Hive and Impala don't really have a mechanism by which to work with XML files (which is odd, considering XML support in most databases).
That being said, if I were faced with this problem, I would use Pig to import the data into HCatalog. At that point, it's fully usable by Hive and Impala.

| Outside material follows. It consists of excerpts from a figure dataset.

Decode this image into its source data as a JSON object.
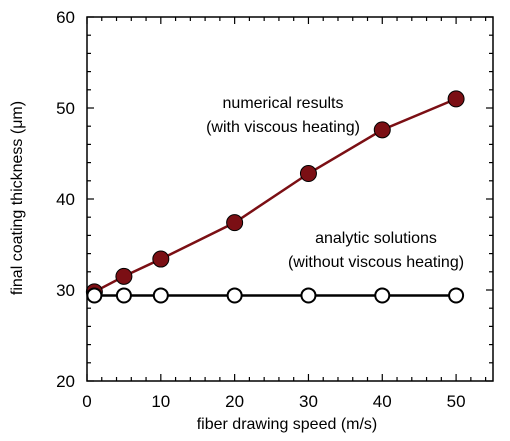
{
  "chart_data": {
    "type": "line",
    "xlabel": "fiber drawing speed (m/s)",
    "ylabel": "final coating thickness (μm)",
    "xlim": [
      0,
      55
    ],
    "ylim": [
      20,
      60
    ],
    "x_ticks": [
      0,
      10,
      20,
      30,
      40,
      50
    ],
    "y_ticks": [
      20,
      30,
      40,
      50,
      60
    ],
    "grid": false,
    "series": [
      {
        "name": "numerical results (with viscous heating)",
        "marker": "filled-circle",
        "color": "#7b0f14",
        "x": [
          1,
          5,
          10,
          20,
          30,
          40,
          50
        ],
        "y": [
          29.8,
          31.5,
          33.4,
          37.4,
          42.8,
          47.6,
          51.0
        ]
      },
      {
        "name": "analytic solutions (without viscous heating)",
        "marker": "open-circle",
        "color": "#000000",
        "x": [
          1,
          5,
          10,
          20,
          30,
          40,
          50
        ],
        "y": [
          29.4,
          29.4,
          29.4,
          29.4,
          29.4,
          29.4,
          29.4
        ]
      }
    ],
    "annotations": {
      "numerical_line1": "numerical results",
      "numerical_line2": "(with viscous heating)",
      "analytic_line1": "analytic solutions",
      "analytic_line2": "(without viscous heating)"
    }
  }
}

Here's a quick and dirty example of getting some XML data into HCatalog using Pig:
--rss.pig
REGISTER piggybank.jar
items = LOAD 'rss.txt' USING org.apache.pig.piggybank.storage.XMLLoader('item') AS (item:chararray);
data = FOREACH items GENERATE REGEX_EXTRACT(item, '<link>(.*)</link>', 1) AS link:chararray,
REGEX_EXTRACT(item, '<title>(.*)</title>', 1) AS title:chararray,
REGEX_EXTRACT(item, '<description>(.*)</description>', 1) AS description:chararray,
REGEX_EXTRACT(item, '<pubDate>.*(\\d{2}\\s[a-zA-Z]{3}\\s\\d{4}\\s\\d{2}:\\d{2}:\\d{2}).*</pubDate>', 1) AS pubdate:chararray;
STORE data into 'rss_items' USING org.apache.hcatalog.pig.HCatStorer();
validate = LOAD 'default.rss_items' USING org.apache.hcatalog.pig.HCatLoader();
dump validate;
--Results
(http://www.hannonhill.com/news/item1.html,News Item 1,Description of news item 1 here.,03 Jun 2003 09:39:21)
(http://www.hannonhill.com/news/item2.html,News Item 2,Description of news item 2 here.,30 May 2003 11:06:42)
(http://www.hannonhill.com/news/item3.html,News Item 3,Description of news item 3 here.,20 May 2003 08:56:02)
--Impala query
select * from rss_items
--Impala results
link title description pubdate
0 http://www.hannonhill.com/news/item1.html News Item 1 Description of news item 1 here. 03 Jun 2003 09:39:21
1 http://www.hannonhill.com/news/item2.html News Item 2 Description of news item 2 here. 30 May 2003 11:06:42
2 http://www.hannonhill.com/news/item3.html News Item 3 Description of news item 3 here. 20 May 2003 08:56:02
--rss.txt data file
<rss version="2.0">
<channel>
<title>News</title>
<link>http://www.hannonhill.com</link>
<description>Hannon Hill News</description>
<language>en-us</language>
<pubDate>Tue, 10 Jun 2003 04:00:00 GMT</pubDate>
<generator>Cascade Server</generator>
<webMaster>webmaster@hannonhill.com</webMaster>
<item>
<title>News Item 1</title>
<link>http://www.hannonhill.com/news/item1.html</link>
<description>Description of news item 1 here.</description>
<pubDate>Tue, 03 Jun 2003 09:39:21 GMT</pubDate>
<guid>http://www.hannonhill.com/news/item1.html</guid>
</item>
<item>
<title>News Item 2</title>
<link>http://www.hannonhill.com/news/item2.html</link>
<description>Description of news item 2 here.</description>
<pubDate>Fri, 30 May 2003 11:06:42 GMT</pubDate>
<guid>http://www.hannonhill.com/news/item2.html</guid>
</item>
<item>
<title>News Item 3</title>
<link>http://www.hannonhill.com/news/item3.html</link>
<description>Description of news item 3 here.</description>
<pubDate>Tue, 20 May 2003 08:56:02 GMT</pubDate>
<guid>http://www.hannonhill.com/news/item3.html</guid>
</item>
</channel>
</rss>